– Тогда носорог?

– Нет, их там тоже нету.

– Пап, а кто тогда там водится?

– Ну, скажем, ягуары. Они, по-моему, там самые большие.

– Значит, они десять метров в длину.

– О нет, мой мальчик! Ягуар чуть больше двух метров вместе с хвостом.

– А вот в Южной Америке есть питоны десять метров длиной.

– Это не то, это змеи.

– Пап, а как ты думаешь, – спросил Толстик, очень серьезно глядя на отца большими серыми глазами, – есть питоны в пятнадцать метров длиной?

– Нет, мой мальчик, я о таких не слышал.

– Может, и есть, только ты не слышал. А вот если бы такой был в Южной Америке, мы бы узнали?

– Если бы был, то, наверное, узнали.

– Папа, – начал Парнишка, с увлечением включаясь в перекрестный допрос, – а может удав проглотить мелкое животное?

– Ну конечно, может.

– А ягуара может?

– Вот тут не знаю. Ягуар очень большой.

– Ну, а ягуар может проглотить удава? – поинтересовался Толстик.

– Дурачина ты, – ответил Парнишка. – Если ягуар в длину два метра, а удав десять, то удав в него не поместится. Как же он его проглотит?

– Он его обкусит, – возразил Толстик. – Оставит кусочек себе на ужин и еще один на завтрак. Слушай, пап, удав ведь не сможет проглотить дикобраза, а? У него же тогда горло разболится.

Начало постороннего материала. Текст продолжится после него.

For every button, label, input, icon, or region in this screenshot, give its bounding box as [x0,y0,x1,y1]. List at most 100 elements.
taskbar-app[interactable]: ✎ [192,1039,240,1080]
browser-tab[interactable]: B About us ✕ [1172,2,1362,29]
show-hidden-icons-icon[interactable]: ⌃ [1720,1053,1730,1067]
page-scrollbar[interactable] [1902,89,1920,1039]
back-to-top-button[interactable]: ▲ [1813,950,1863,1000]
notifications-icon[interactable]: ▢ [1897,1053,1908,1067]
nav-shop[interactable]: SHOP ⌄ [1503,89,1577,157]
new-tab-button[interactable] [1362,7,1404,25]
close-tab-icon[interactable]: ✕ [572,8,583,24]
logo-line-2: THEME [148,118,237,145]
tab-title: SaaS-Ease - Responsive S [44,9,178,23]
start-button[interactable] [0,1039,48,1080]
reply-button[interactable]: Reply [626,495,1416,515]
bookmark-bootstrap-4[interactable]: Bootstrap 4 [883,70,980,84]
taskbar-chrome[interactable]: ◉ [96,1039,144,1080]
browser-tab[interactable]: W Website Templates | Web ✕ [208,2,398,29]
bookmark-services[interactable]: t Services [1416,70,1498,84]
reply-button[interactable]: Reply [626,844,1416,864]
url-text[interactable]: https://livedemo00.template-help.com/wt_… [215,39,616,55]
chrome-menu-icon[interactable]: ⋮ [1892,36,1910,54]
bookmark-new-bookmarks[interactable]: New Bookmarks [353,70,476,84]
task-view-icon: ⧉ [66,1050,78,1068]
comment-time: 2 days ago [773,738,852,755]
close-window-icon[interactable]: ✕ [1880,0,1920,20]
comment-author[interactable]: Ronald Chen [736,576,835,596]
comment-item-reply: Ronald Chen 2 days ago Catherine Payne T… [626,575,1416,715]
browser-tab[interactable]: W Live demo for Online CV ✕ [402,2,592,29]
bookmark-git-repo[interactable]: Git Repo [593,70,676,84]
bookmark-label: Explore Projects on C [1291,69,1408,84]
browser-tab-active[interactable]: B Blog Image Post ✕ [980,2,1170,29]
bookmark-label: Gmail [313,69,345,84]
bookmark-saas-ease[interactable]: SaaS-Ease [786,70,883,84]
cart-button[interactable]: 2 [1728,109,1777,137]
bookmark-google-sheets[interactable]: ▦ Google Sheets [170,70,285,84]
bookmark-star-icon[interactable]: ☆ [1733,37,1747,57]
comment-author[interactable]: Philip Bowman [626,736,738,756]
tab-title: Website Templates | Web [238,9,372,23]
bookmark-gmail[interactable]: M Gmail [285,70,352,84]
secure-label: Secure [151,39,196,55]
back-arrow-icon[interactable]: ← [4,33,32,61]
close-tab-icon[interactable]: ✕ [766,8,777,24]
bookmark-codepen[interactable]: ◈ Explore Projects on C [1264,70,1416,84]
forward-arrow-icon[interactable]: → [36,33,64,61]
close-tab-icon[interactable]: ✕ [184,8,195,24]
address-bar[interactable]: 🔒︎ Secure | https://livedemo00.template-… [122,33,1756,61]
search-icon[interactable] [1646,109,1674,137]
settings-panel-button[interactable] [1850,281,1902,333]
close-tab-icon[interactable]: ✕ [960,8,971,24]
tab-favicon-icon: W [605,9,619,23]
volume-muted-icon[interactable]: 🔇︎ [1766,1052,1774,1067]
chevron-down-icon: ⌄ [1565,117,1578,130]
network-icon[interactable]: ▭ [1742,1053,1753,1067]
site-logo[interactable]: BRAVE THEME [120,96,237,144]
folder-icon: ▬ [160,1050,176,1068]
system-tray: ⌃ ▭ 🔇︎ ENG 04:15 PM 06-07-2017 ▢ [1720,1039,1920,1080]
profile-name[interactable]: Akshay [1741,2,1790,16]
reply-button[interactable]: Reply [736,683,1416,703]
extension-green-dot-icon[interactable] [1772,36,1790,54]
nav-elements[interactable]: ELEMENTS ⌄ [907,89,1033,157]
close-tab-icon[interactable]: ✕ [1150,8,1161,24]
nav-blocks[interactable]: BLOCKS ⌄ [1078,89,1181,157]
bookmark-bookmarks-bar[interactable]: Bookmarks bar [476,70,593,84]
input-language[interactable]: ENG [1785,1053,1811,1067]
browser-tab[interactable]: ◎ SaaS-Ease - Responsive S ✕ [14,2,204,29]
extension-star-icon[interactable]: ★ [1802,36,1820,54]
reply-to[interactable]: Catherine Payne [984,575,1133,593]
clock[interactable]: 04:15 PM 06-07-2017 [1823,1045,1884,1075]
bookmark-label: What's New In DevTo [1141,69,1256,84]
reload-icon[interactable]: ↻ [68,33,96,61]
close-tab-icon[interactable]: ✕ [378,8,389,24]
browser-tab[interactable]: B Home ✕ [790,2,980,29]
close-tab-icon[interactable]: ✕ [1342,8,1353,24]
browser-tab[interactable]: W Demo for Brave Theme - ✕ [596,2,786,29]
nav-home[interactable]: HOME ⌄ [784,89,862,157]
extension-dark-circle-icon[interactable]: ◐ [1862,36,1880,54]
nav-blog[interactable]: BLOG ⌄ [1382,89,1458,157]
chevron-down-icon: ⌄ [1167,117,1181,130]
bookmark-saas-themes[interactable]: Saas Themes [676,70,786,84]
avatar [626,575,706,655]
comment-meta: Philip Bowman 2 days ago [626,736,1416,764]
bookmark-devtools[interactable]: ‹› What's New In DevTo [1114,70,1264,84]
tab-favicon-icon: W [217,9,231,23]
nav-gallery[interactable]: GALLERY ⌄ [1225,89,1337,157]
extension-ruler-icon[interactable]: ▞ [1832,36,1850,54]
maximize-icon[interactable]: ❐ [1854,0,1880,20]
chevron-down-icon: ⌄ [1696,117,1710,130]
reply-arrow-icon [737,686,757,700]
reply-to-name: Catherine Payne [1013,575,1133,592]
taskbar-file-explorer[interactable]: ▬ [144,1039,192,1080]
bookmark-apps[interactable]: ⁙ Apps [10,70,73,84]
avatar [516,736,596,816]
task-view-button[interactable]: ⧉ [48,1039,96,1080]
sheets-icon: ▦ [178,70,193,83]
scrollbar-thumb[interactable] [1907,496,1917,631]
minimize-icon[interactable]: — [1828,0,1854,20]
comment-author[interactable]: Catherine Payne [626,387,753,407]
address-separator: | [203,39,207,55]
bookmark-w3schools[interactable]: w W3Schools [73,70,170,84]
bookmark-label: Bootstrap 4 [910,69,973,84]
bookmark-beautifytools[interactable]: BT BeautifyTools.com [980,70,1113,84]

Заливистый хохот и долгожданная передышка для Папы, углубившегося в газету.

– Пап!

Полностью покорившись судьбе, он опускает газету и разжигает потухшую трубку.

– Что, мой мальчик?

– А какую ты видел самую большую змею?

– Ну вот, опять змеи! Я устал от них.

Но дети от них никогда не устают. Снова отголоски прошлого, поскольку змеи были злейшими врагами первобытных людей.

– Папа из змеи суп варил, – объявляет Толстик. – Расскажи нам про змею, а?

Детям больше всего нравится, когда исто-рию им рассказывают по четвертому или пятому разу, ведь тогда они могут поправлять рассказчика и уточнять подробности.

– Ну, значит, поймали мы гадюку и убили ее. Нам нужен был скелет, и мы не знали, как отделить мясо от костей. Сперва мы хотели зарыть ее в землю, но это было бы слишком долго. Потом мне пришла мысль выварить змею. Я раздобыл большую старую банку из-под тушенки, мы положили туда гадюку, залили водой и поставили на огонь.

– И повесили на крюк, да?

– Верно, на крюк, как в Шотландии вешают котелок с кашей. Только-только змея потемнела и сделалась бурой, как тут вошла жена фермера и кинулась глянуть, что мы там варили. Увидев гадюку, она решила, что мы собираемся ее съесть. «Ах вы, черти полосатые!» – закричала она, подхватила жестянку подолом фартука и выбросила в окно.

Новые взрывы заливистого хохота. Толстик без конца повторял «черти полосатые, черти полосатые», так что Папе пришлось угомонить его, легонько стукнув газетой по затылку.

– Пап, расскажи еще про змей, – попросил Парнишка. – Ты когда-нибудь видел страшную ядовитую змею?

– Которая укусит, и через пять минут ты почернеешь и умрешь, – добавил Толстик. Это было самое ужасное, что он мог себе вообразить.



– Да, видел я разных тварей. Однажды в Судане я задремал, лежа на песке, и когда открыл глаза, увидел что-то ползучее, похожее на огромного слизняка с короткимитолстыми рожками, сантиметров тридцать длиной. И это что-то уползало от меня.